I'd think that programmers want to try to be more efficient than
lazy, which in some cases may mean the same thing. Being
efficient means you have to do less work and get the same or
more out of it. So maybe efficient is a better adjective to describe
us, although I guess the driving force of efficiency is laziness
(most of the time). Bah, I don't know. :)
 
^ Indeed. If you can get by with something that is simpler and minimally
less functional, then go for it I say. However, if there are two methods
of doing something, one better (in terms of functionality) than the other, and you go for the
worse one simply because you're too lazy to look at the other one,
that is, I think, a bad thing.
 
VolteFace said:
^ Indeed. If you can get by with something that is simpler and minimally
less functional, then go for it I say. However, if there are two methods
of doing something, one better (in terms of functionality) than the other, and you go for the
worse one simply because you're too lazy to look at the other one,
that is, I think, a bad thing.

Well then Volte, ever looked at Assembly language? You can do with assembly anything you can do with any other language and it can be much faster and more efficent.

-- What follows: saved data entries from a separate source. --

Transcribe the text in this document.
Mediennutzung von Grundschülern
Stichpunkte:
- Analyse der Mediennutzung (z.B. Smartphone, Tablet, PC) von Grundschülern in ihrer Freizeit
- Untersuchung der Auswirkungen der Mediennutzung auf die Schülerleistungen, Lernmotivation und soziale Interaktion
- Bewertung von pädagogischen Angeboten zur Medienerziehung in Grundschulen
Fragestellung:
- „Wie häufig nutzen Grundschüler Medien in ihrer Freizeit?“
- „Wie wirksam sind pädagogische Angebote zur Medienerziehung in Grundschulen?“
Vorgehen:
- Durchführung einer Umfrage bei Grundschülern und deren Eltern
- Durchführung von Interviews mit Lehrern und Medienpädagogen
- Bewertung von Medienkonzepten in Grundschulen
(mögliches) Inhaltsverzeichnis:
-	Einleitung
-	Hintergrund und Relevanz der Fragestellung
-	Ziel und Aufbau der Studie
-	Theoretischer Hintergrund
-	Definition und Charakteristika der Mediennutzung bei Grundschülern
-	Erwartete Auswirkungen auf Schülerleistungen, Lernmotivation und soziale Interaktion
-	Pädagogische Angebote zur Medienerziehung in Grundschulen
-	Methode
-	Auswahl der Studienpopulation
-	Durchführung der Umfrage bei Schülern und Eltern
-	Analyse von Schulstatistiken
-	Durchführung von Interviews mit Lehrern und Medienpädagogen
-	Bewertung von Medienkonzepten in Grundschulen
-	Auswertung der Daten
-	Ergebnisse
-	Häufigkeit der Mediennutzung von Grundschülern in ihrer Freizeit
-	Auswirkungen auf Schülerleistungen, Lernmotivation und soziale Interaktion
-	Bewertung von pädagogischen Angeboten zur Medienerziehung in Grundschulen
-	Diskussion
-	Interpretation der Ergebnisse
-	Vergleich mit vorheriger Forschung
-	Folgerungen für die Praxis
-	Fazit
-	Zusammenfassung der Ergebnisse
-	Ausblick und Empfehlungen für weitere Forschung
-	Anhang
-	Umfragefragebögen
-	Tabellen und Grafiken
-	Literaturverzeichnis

Why don't we all write our apps in ASM then?

Orbity
 
Because that's usually very inefficient. Sloooooow development span
if you were developing anything major, and it would get done faster
and without much of a performance hit with C++ or VB.NET.
 
I think Volte meant lazy in the sense of irresponsible and sloppy
in terms of code and coding standards.
That isn't a definition of lazy, that is an example of how laziness
is acted out. It is like The Force. That is just the dark side.
VolteFace's original statement made no distinction between the
ways laziness can be directed, it just said flat out...
Lazy programmers are not good programmers.
I am a very lazy programmer. But that laziness is directed at the
kind of concepts that gave us OOP to begin with -- encapsulation
and reuse -- rather than toward poorer, sloppier code.
 
Making less work for yourself is not being lazy, it's being an efficient
programmer. Having broken code standards simply because you
couldn't be bothered fixing them or learning about how to fix them
is being lazy.

If you spend years making a machine that will do all of your house
work for you so you never have to do it again, does that make you
a lazy person? I guess in a way, and I guess that could be applied here.
So I see what you're saying, but I also stick with what I am saying.

Planning ahead != lazy
Taking the easy way out == lazy

So I guess in programming, you're kind of planning ahead so you
can take the easy way out in the future. Er.. :p I'm confusing myself.